HIS life in prison was sad enough; his only acquaintances
were spiders and a tree that grew outside his grating-but I
think I had better tell you of another man I met last year.
There was a very strange feature in this case, strange
because of its extremely rare occurrence. This man had
once been brought to the scaffold in company with several
others, and had had the sentence of death by shooting
passed upon him for some political crime. Twenty minutes
later he had been reprieved and some other punishment
substituted; but the interval between the two sentences,
twenty minutes, or at least a quarter of an hour, had been
passed in the certainty that within a few minutes he must
die. I was very anxious to hear him speak of his
impressions during that dreadful time, and I several times
inquired of him as to what he thought and felt. He
remembered everything with the most accurate and
extraordinary distinctness, and declared that he would
never forget a single iota of the experience.
‘About twenty paces from the scaffold, where he had
stood to hear the sentence, were three posts, fixed in the
ground, to which to fasten the criminals (of whom there
were several).
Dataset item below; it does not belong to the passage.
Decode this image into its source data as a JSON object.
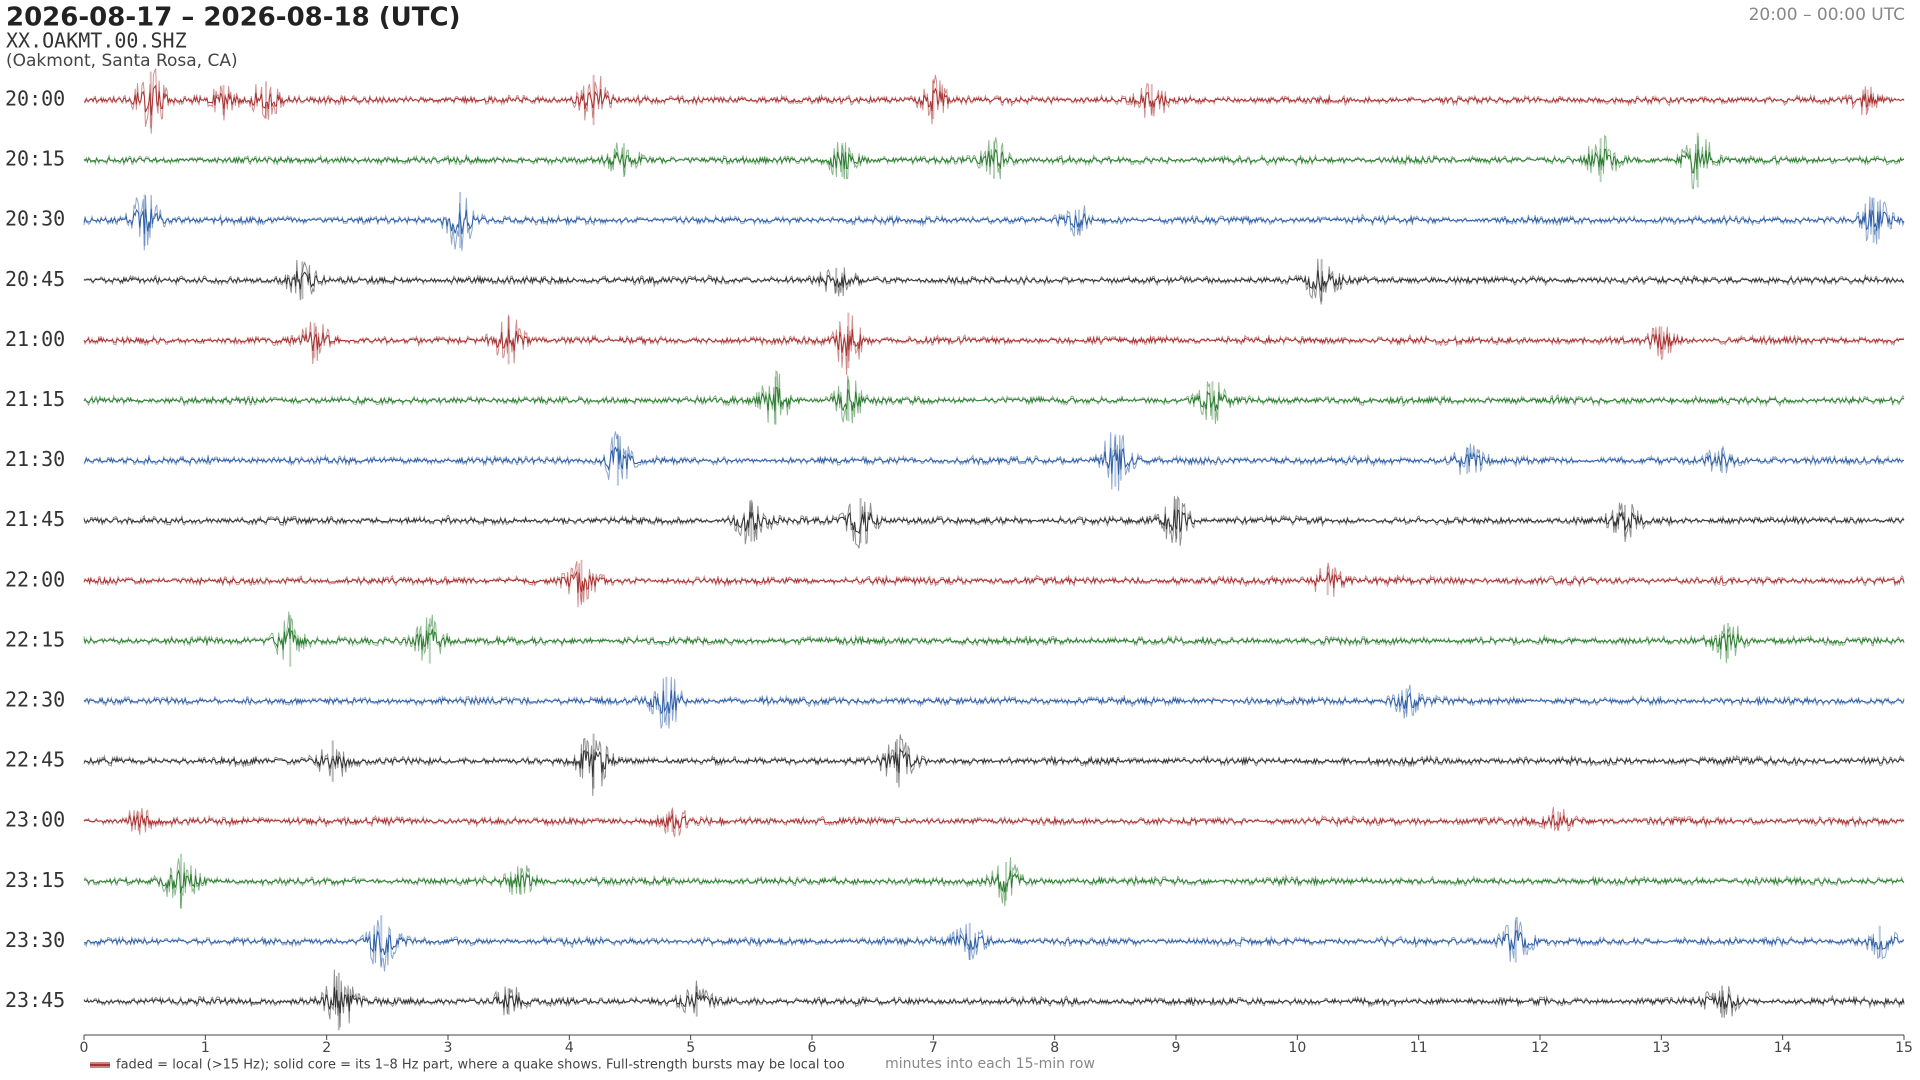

The first three criminals were taken to the
posts, dressed in long white tunics, with white caps drawn
over their faces, so that they could not see the rifles
pointed at them. Then a group of soldiers took their stand
opposite to each post. My friend was the eighth on the
list, and therefore he would have been among the third lot
to go up. A priest went about among them with a cross:
and there was about five minutes of time left for him to
live.
‘He said that those five minutes seemed to him to be a
most interminable period, an enormous wealth of time; he
seemed to be living, in these minutes, so many lives that
there was no need as yet to think of that last moment, so
that he made several arrangements, dividing up the time
into portions—one for saying farewell to his companions,
two minutes for that; then a couple more for thinking
over his own life and career and all about himself; and
another minute for a last look around. He remembered
having divided his time like this quite well. While saying
good- bye to his friends he recollected asking one of them
some very usual everyday question, and being much
interested in the answer. Then having bade farewell, he
embarked upon those two minutes which he had allotted
to looking into himself; he knew beforehand what he was
going to think about. He wished to put it to himself as
quickly and clearly as possible, that here was he, a living,
thinking man, and that in three minutes he would be
nobody; or if somebody or something, then what and
where? He thought he would decide this question once
for all in these last three minutes. A little way off there
stood a church, and its gilded spire glittered in the sun. He
remembered staring stubbornly at this spire, and at the rays
of light sparkling from it. He could not tear his eyes from
these rays of light; he got the idea that these rays were his
new nature, and that in three minutes he would become
one of them, amalgamated somehow with them.
‘The repugnance to what must ensue almost
immediately, and the uncertainty, were dreadful, he said;
but worst of all was the idea, ‘What should I do if I were
not to die now? What if I were to return to life again?
What an eternity of days, and all mine! How I should
grudge and count up every minute of it, so as to waste not
a single instant!’ He said that this thought weighed so
upon him and became such a terrible burden upon his
brain that he could not bear it, and wished they would
shoot him quickly and have done with it.’

The prince paused and all waited, expecting him to go
on again and finish the story.
‘Is that all?’ asked Aglaya.
‘All? Yes,’ said the prince, emerging from a momentary
reverie.

a passage from Dostoevsky's The Idiot
 
The story of "the other man" is from Dostoevsky's real life experience. I am not sure how many of you were aware of that.